Il Consiglio di Stato in sede giurisdizionale
Sezione Sesta, definitivamente pronunciando sull’appello, come in epigrafe proposto (R.G. n. 9376/2013), lo accoglie nei sensi di cui in motivazione e, per l’effetto, in riforma dell’impugnata sentenza, accoglie il ricorso di primo grado n. 1505 del 2011 e, quindi, annulla l’ordinanza n. 89/2011, fatti salvi gli ulteriori provvedimenti dell’Amministrazione.
Spese del doppio grado di giudizio compensate.
Ordina che la presente sentenza sia eseguita dall’autorità amministrativa.

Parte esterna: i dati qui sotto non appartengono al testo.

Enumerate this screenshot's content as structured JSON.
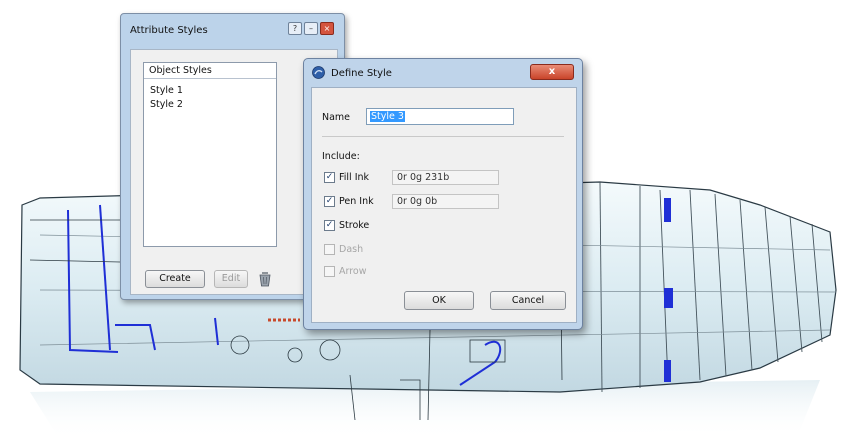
{
  "attribute_styles_window": {
    "title": "Attribute Styles",
    "list_header": "Object Styles",
    "items": [
      "Style 1",
      "Style 2"
    ],
    "create_label": "Create",
    "edit_label": "Edit"
  },
  "define_style_dialog": {
    "title": "Define Style",
    "close_glyph": "x",
    "name_label": "Name",
    "name_value": "Style 3",
    "include_label": "Include:",
    "options": [
      {
        "label": "Fill Ink",
        "checked": true,
        "enabled": true,
        "value": "0r 0g 231b"
      },
      {
        "label": "Pen Ink",
        "checked": true,
        "enabled": true,
        "value": "0r 0g 0b"
      },
      {
        "label": "Stroke",
        "checked": true,
        "enabled": true
      },
      {
        "label": "Dash",
        "checked": false,
        "enabled": false
      },
      {
        "label": "Arrow",
        "checked": false,
        "enabled": false
      }
    ],
    "ok_label": "OK",
    "cancel_label": "Cancel"
  },
  "colors": {
    "window_frame": "#bfd4ea",
    "selection": "#3399ff",
    "model_highlight": "#1f2fd6",
    "model_fill": "#dfeff4"
  }
}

Così deciso in Roma nella camera di consiglio del giorno 26 novembre 2019 con l”intervento dei magistrati:
Luigi Maruotti – Presidente
Oreste Mario Caputo – Consigliere
Francesco Gambato Spisani – Consigliere
Giovanni Sabbato – Consigliere, Estensore
Davide Ponte – Consigliere

 

In caso di diffusione omettere le generalità e gli altri dati identificativi dei soggetti interessati nei termini indicati.